Quizás me he bloqueado y es más evidente de lo que me parece! :S

Muchas gracias!


----------



## Gévy

Hola:

Este drama no deja de ser, pese a todo, ...

Bisous,

Gévy


----------



## Jasone

Nueva pregunta
Hilos unidos
​
Hola: 

¿Alguien me ayuda por favor a traducir la siguiente expresión?

"Le journal, avec toutes ses incohérences et le pitoyable laisser-aller de son style, *n'en demeure pas moins* una page de roman extraordinaire"

Gracias por adelantado por vuestras sugerencias. 

Jasone


----------



## Juan Jacob Vilalta

Más o menos, _no deja de ser_... es una expresión típicamente francesa.


----------



## Jasone

Muchas gracias.


----------



## WUPPIE

Hola, otra vez. 
Se trata de una conferencia sobre la Iglesia católica y los movimientos feministas.
El contexto alude a que es un tópico que haya sido el cristianismo y sus instituciones los que han forjado los argumentos que hacen a la mujer supeditada al hombre y arrinconada en sus actividades domésticas, sin desarrollar sus iniciativas espirituales y materiales. 
Más o menos es el inicio.

Y lo que no sé traducir es: "*Il n'en demeure pas moins* qu'au coeur de la civilisation chrétienne occident., les femmes n'ont cessé de revendiquer et de témoigner un furieux besoin d'exister et que l'autre moitié du genre humain a réagi de mille façons à ces manifestations de vitalité".
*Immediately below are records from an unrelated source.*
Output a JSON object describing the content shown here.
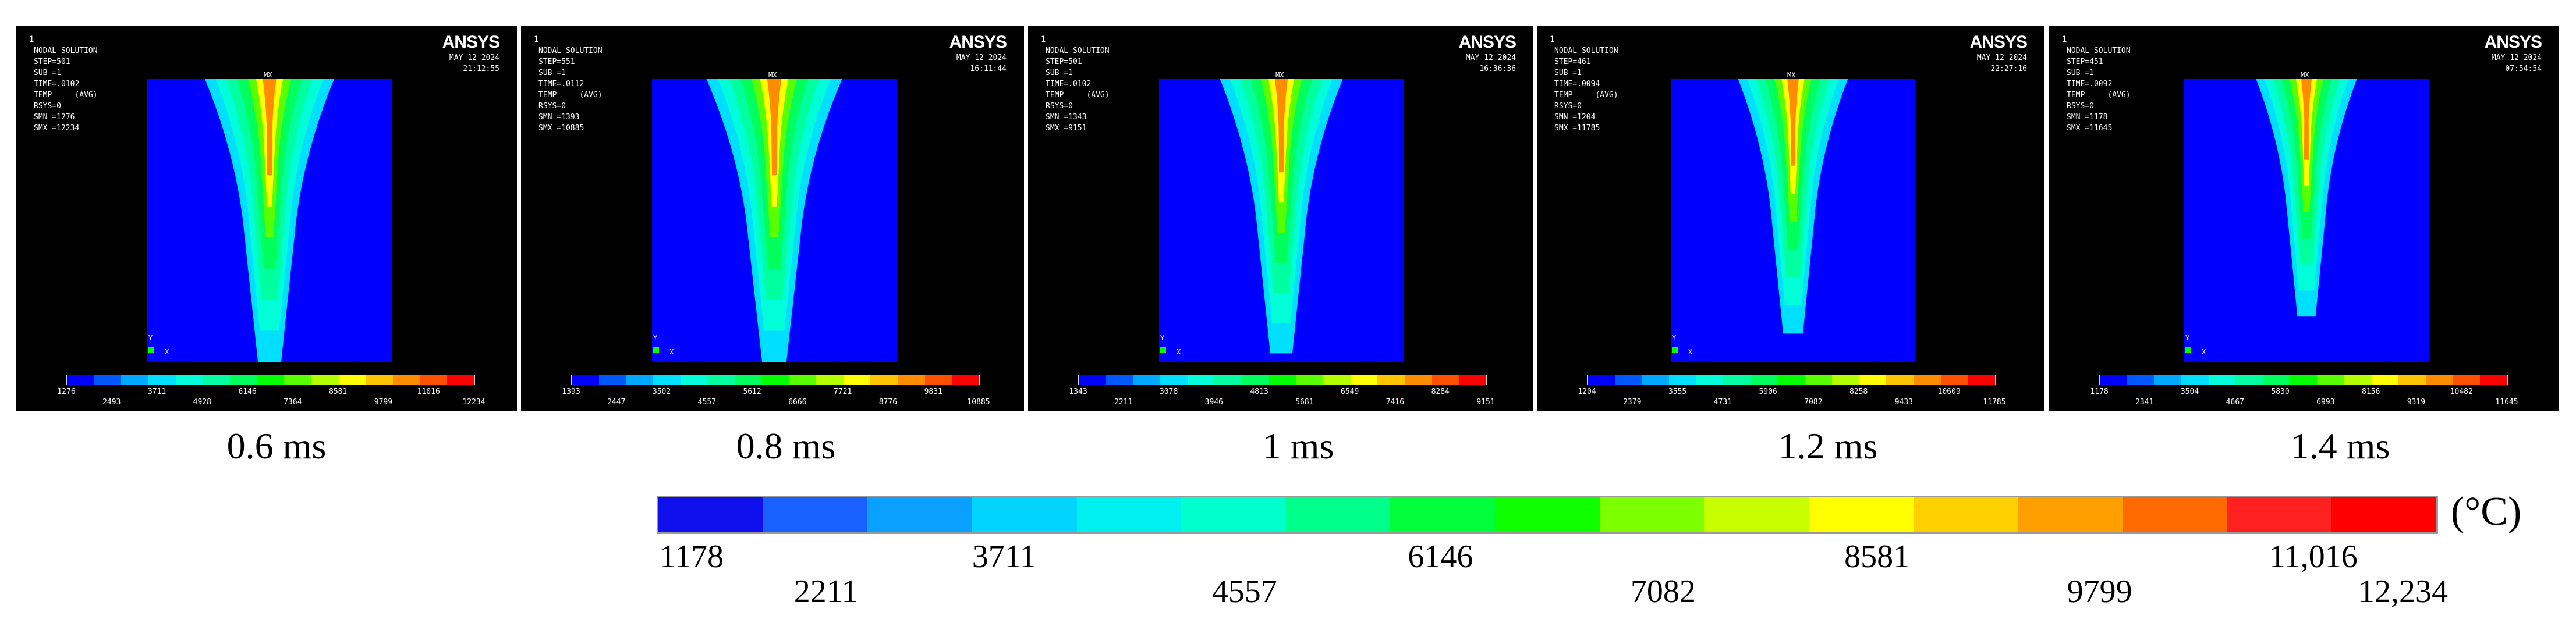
{
  "colors": [
    "#0000ff",
    "#0059ff",
    "#00a8ff",
    "#00dfff",
    "#00ffd8",
    "#00ff9e",
    "#00ff5c",
    "#00ff00",
    "#59ff00",
    "#b3ff00",
    "#ffff00",
    "#ffc400",
    "#ff8c00",
    "#ff5000",
    "#ff0000"
  ],
  "panels": [
    {
      "index": "1",
      "title": "NODAL SOLUTION",
      "info": [
        "STEP=501",
        "SUB =1",
        "TIME=.0102",
        "TEMP     (AVG)",
        "RSYS=0",
        "SMN =1276",
        "SMX =12234"
      ],
      "logo": "ANSYS",
      "date": "MAY 12 2024",
      "clock": "21:12:55",
      "mx": "MX",
      "axis_y": "Y",
      "axis_x": "X",
      "ticks_top": [
        "1276",
        "3711",
        "6146",
        "8581",
        "11016"
      ],
      "ticks_bottom": [
        "2493",
        "4928",
        "7364",
        "9799",
        "12234"
      ],
      "time": "0.6 ms",
      "spread": 1.0,
      "tail": 0.0
    },
    {
      "index": "1",
      "title": "NODAL SOLUTION",
      "info": [
        "STEP=551",
        "SUB =1",
        "TIME=.0112",
        "TEMP     (AVG)",
        "RSYS=0",
        "SMN =1393",
        "SMX =10885"
      ],
      "logo": "ANSYS",
      "date": "MAY 12 2024",
      "clock": "16:11:44",
      "mx": "MX",
      "axis_y": "Y",
      "axis_x": "X",
      "ticks_top": [
        "1393",
        "3502",
        "5612",
        "7721",
        "9831"
      ],
      "ticks_bottom": [
        "2447",
        "4557",
        "6666",
        "8776",
        "10885"
      ],
      "time": "0.8 ms",
      "spread": 1.05,
      "tail": 0.0
    },
    {
      "index": "1",
      "title": "NODAL SOLUTION",
      "info": [
        "STEP=501",
        "SUB =1",
        "TIME=.0102",
        "TEMP     (AVG)",
        "RSYS=0",
        "SMN =1343",
        "SMX =9151"
      ],
      "logo": "ANSYS",
      "date": "MAY 12 2024",
      "clock": "16:36:36",
      "mx": "MX",
      "axis_y": "Y",
      "axis_x": "X",
      "ticks_top": [
        "1343",
        "3078",
        "4813",
        "6549",
        "8284"
      ],
      "ticks_bottom": [
        "2211",
        "3946",
        "5681",
        "7416",
        "9151"
      ],
      "time": "1 ms",
      "spread": 0.95,
      "tail": 0.03
    },
    {
      "index": "1",
      "title": "NODAL SOLUTION",
      "info": [
        "STEP=461",
        "SUB =1",
        "TIME=.0094",
        "TEMP     (AVG)",
        "RSYS=0",
        "SMN =1204",
        "SMX =11785"
      ],
      "logo": "ANSYS",
      "date": "MAY 12 2024",
      "clock": "22:27:16",
      "mx": "MX",
      "axis_y": "Y",
      "axis_x": "X",
      "ticks_top": [
        "1204",
        "3555",
        "5906",
        "8258",
        "10609"
      ],
      "ticks_bottom": [
        "2379",
        "4731",
        "7082",
        "9433",
        "11785"
      ],
      "time": "1.2 ms",
      "spread": 0.85,
      "tail": 0.1
    },
    {
      "index": "1",
      "title": "NODAL SOLUTION",
      "info": [
        "STEP=451",
        "SUB =1",
        "TIME=.0092",
        "TEMP     (AVG)",
        "RSYS=0",
        "SMN =1178",
        "SMX =11645"
      ],
      "logo": "ANSYS",
      "date": "MAY 12 2024",
      "clock": "07:54:54",
      "mx": "MX",
      "axis_y": "Y",
      "axis_x": "X",
      "ticks_top": [
        "1178",
        "3504",
        "5830",
        "8156",
        "10482"
      ],
      "ticks_bottom": [
        "2341",
        "4667",
        "6993",
        "9319",
        "11645"
      ],
      "time": "1.4 ms",
      "spread": 0.78,
      "tail": 0.16
    }
  ],
  "legend": {
    "unit": "(°C)",
    "ticks_top": [
      "1178",
      "3711",
      "6146",
      "8581",
      "11,016"
    ],
    "ticks_bottom": [
      "2211",
      "4557",
      "7082",
      "9799",
      "12,234"
    ]
  }
}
Digo yo, mal dicho, ya lo sé: 

"No es menos verdad -o no deja de ser verdad- que en el centro de la civil. [las mujeres...] no han cesado de reivindicar y confirmar una furiosa necesidad de existir..." etc.

Agradezco mucho vuestra ayuda:
Wuppie


----------



## GURB

Hola
*No por ello deja de ser cierto que...*


----------



## Tina.Irun

Hola:
¡La respuesta de GURB es perfecta!
También se utiliza "no es menos cierto que..."
**** Gracias Tina, los hilos han sido unidos. Martine (Mod...)


----------



## capuche

Me parece bien "no deja de ser verdad". Es exactamente la idea que, en comparacion con la frase precedente, lo uno no impide lo otro. Me imagino que la frase que precende comenta que las mujeres siempre han sido concideradas como inferiores, pero eso no ha impedido/no deja de ser cierto que han revindicado una necesidad rabiosa de existir...


----------



## WUPPIE

Muchísimas gracias a todas/os
Wuppie


----------



## McCourt

Saludos,

leyendo un artículo sobre un director de cine, hay una frase que dice así: "Si Fukasaku ne s’est jamais considéré comme un auteur mais plutòt comme un fabricant de films de genre, à la demande essentielle des majors japonaises (dans son cas, surtout la Toei), sa démarche n’en reste pas moins personnelle (à la différence de ses confrères travaillant dans les mêmes genres), parfois iconoclaste, souvent critique indirectement ou frontalement sur la société et l’époque dont il fait partie".

En la parte en que dice "sa démarche n’en reste pas moins personnelle" no acabo de entender si quiere decir que su enfoque es "menos personal" o si dice que su enfoque "no es menos personal". No entiendo muy bien la expresión.

Un saludo,

gracias.


----------



## Cintia&Martine

Buenas noches McCourt, bonjour et bienvenue parmi nous,

- ... no por ello deja de ser menos personal / propia / genuina

Au revoir, hasta luego


----------



## McCourt

Buenas sean,

muchas gracias por resolverme la duda, merci beaucoup,

un saludo.


----------



## Gabriel Aparta

* Nueva pregunta *​
Buenas noches, por favor:

Faut-il voir là un adverbe ou un déterminant indéfini ? Les avis sont partagés sur ce point. Toujours est-il que cet emploi du mot force ne date pas d’hier : il remonterait au début du… XIIIe siècle ! Allez vous étonner, après cela, qu’on en fasse un tour littéraire, voire archaïque… *Le drôle n’en reste pas moins vivace aujourd’hui*, et il arrive même qu’il soit suivi d’un singulier : on peut boire force vin… à son insolente santé !

"Lo gracioso no deja de ser menos vivaz hoy en día". Me gustaría saber su opinión sobre mi traducción, muchas gracias.


----------



## Paquita

Gabriel Aparta said:


> "Lo gracioso no deja de ser menos vivaz hoy en día".



"drôle" aquí es sustantivo:


> *II.−* _Subst. fam._
> *A.−* _Vieilli._ [En parlant d'un adulte] Personnage roué à l'égard duquel on éprouve de la défiance et une certaine supériorité.
> − [En parlant d'un enfant ou d'un adolescent] Personnage rusé et fripon.
> .DRÔLE : Définition de DRÔLE


Este pícaro taimado es ... el adverbio "force" =>  el pícaro

A pesar de esto, el/este pícaro sigue siendo vivaz hoy en día...


----------



## swift

Pese a ello, el pícaro sigue vivito y coleando. 

Pese a ello, el pícaro no ha perdido vivacidad. 

Pese a ello, el pícaro no ha dejado de estar vigente.


----------